John, who hasn’t said a word this whole time, laughs manically, and my sister and I lock eyes. I know we’re thinking the same thing. She says it later, as soon as we get to talk, “Those people love death!” It is then that we coin Judy and John “the death people.”

When the motorcycles pass, Judy explains the procedure for administering the drugs.  My mother must ask for them on three different occasions. The third time Rachel or I will need to crush the pills into a glass of water.

“Can’t I just swallow them?”

“No, there will be too many pills, hundreds. Susan, where do you plan to be?”

I don’t know what she means, but my mother says, “A hospital in New York. It will be easiest for the girls.”

I think it is Judy being there, knowing my mother won’t blow up at me in front of her, that gives me the nerve to speak up, “Mom, we don’t care about what’s easiest for us. I know Phyllis said that there are problems with hospice getting enough pain medication, but Grandpa Jack had hospice care in the house and it was fine.”

“I’ve worked with hospice for many years, Susan. As long as the nurses order the morphine on time there will be plenty, and it will be a lot easier to give you the Secanol at home. They don’t do autopsies on hospice patients.”

My mother turns to Judy, “I want to protect my daughters.”

“But it doesn’t work, Mom. It’s like when you didn’t let Rachel and me come to the hospital before Lee died because you said you didn’t want us to see her like that, just staring out into space. It just makes it worse.”
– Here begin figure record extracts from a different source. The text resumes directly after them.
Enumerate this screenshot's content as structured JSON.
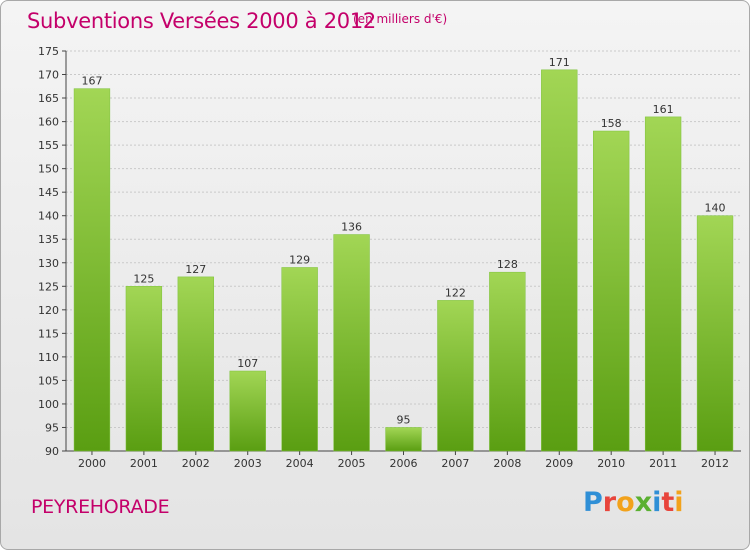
{
  "header": {
    "title": "Subventions Versées 2000 à 2012",
    "subtitle": "(en milliers d'€)"
  },
  "footer": {
    "commune": "PEYREHORADE",
    "logo_text": "Proxiti"
  },
  "colors": {
    "title": "#c4006a",
    "bar_top": "#a2d655",
    "bar_bottom": "#5a9e12",
    "logo_letters": [
      "#2f8fd6",
      "#e8453c",
      "#f2a21b",
      "#5ab031",
      "#2f8fd6",
      "#e8453c",
      "#f2a21b"
    ]
  },
  "chart_data": {
    "type": "bar",
    "categories": [
      "2000",
      "2001",
      "2002",
      "2003",
      "2004",
      "2005",
      "2006",
      "2007",
      "2008",
      "2009",
      "2010",
      "2011",
      "2012"
    ],
    "values": [
      167,
      125,
      127,
      107,
      129,
      136,
      95,
      122,
      128,
      171,
      158,
      161,
      140
    ],
    "title": "Subventions Versées 2000 à 2012",
    "subtitle": "(en milliers d'€)",
    "ylim": [
      90,
      175
    ],
    "yticks": [
      90,
      95,
      100,
      105,
      110,
      115,
      120,
      125,
      130,
      135,
      140,
      145,
      150,
      155,
      160,
      165,
      170,
      175
    ],
    "grid": true,
    "data_labels": true
  }
}
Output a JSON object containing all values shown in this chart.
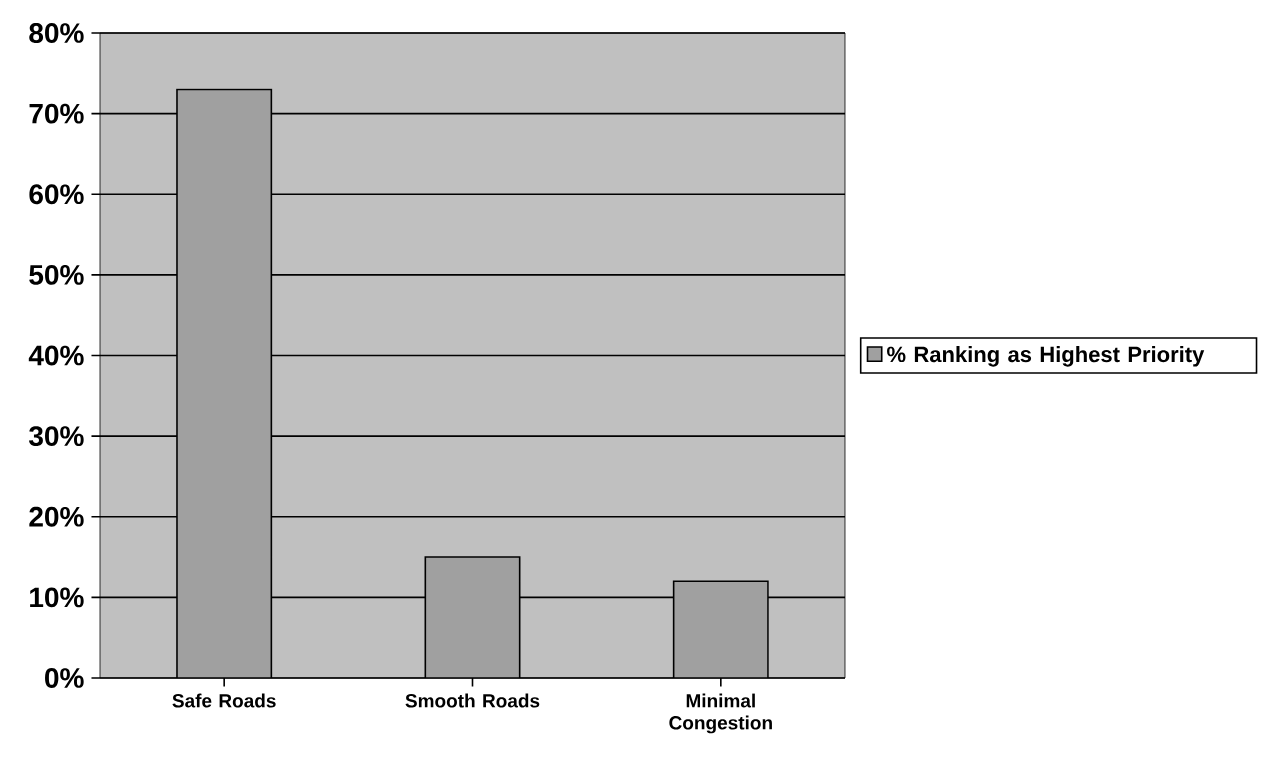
{
  "chart_data": {
    "type": "bar",
    "categories": [
      "Safe Roads",
      "Smooth Roads",
      "Minimal Congestion"
    ],
    "series": [
      {
        "name": "% Ranking as Highest Priority",
        "color": "#a0a0a0",
        "values": [
          73,
          15,
          12
        ]
      }
    ],
    "ylim": [
      0,
      80
    ],
    "yticks": [
      {
        "value": 0,
        "label": "0%"
      },
      {
        "value": 10,
        "label": "10%"
      },
      {
        "value": 20,
        "label": "20%"
      },
      {
        "value": 30,
        "label": "30%"
      },
      {
        "value": 40,
        "label": "40%"
      },
      {
        "value": 50,
        "label": "50%"
      },
      {
        "value": 60,
        "label": "60%"
      },
      {
        "value": 70,
        "label": "70%"
      },
      {
        "value": 80,
        "label": "80%"
      }
    ],
    "grid": "y",
    "legend": "right"
  }
}
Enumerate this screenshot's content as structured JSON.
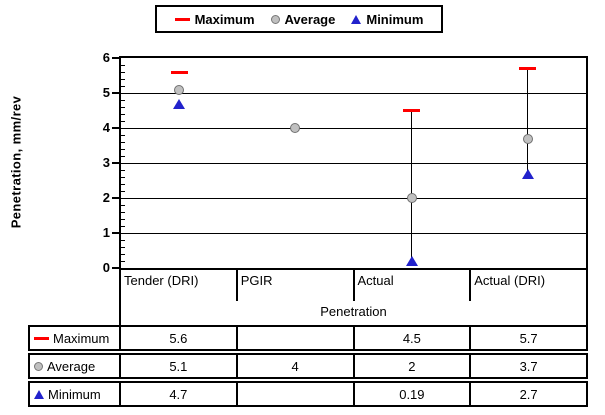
{
  "colors": {
    "maximum": "#ff0000",
    "average_fill": "#c0c0c0",
    "average_border": "#777777",
    "minimum": "#2222cc",
    "axis": "#000000",
    "background": "#ffffff"
  },
  "chart_data": {
    "type": "scatter",
    "title": "",
    "xlabel": "Penetration",
    "ylabel": "Penetration, mm/rev",
    "categories": [
      "Tender (DRI)",
      "PGIR",
      "Actual",
      "Actual (DRI)"
    ],
    "series": [
      {
        "name": "Maximum",
        "marker": "dash",
        "color": "#ff0000",
        "values": [
          "5.6",
          "",
          "4.5",
          "5.7"
        ]
      },
      {
        "name": "Average",
        "marker": "circle",
        "color": "#c0c0c0",
        "values": [
          "5.1",
          "4",
          "2",
          "3.7"
        ]
      },
      {
        "name": "Minimum",
        "marker": "triangle",
        "color": "#2222cc",
        "values": [
          "4.7",
          "",
          "0.19",
          "2.7"
        ]
      }
    ],
    "hilo_lines": [
      false,
      false,
      true,
      true
    ],
    "ylim": [
      0,
      6
    ],
    "y_ticks": [
      0,
      1,
      2,
      3,
      4,
      5,
      6
    ],
    "y_major_step": 1,
    "y_minor_step": 0.2,
    "grid": true,
    "legend_position": "top",
    "data_table_shown": true
  }
}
Judy says, “Good for you!” like she’s our family therapist, which for the moment she is. She asks, “Susan, where are you most comfortable?”

“In my home. Definitely.”

“Mom, I’m not trying to tell you what to do. I’m just saying I think you should stay at home, because that’s what I’d want for myself.”

My mother gets up, walks over to the couch, and sits beside me. I rest my hand on the back of the couch behind her. It’s very delicate with my mother. I don’t know how she’ll react if I put my arm around her, if it will be too much. I stay like that, almost touching her, until we leave.

The next day I get a voice-mail, “Sweetheart, I would want to know you, I would love you, even if you weren’t my daughter. I’m so grateful you were there.”

I save that message on my answering machine for a very long time.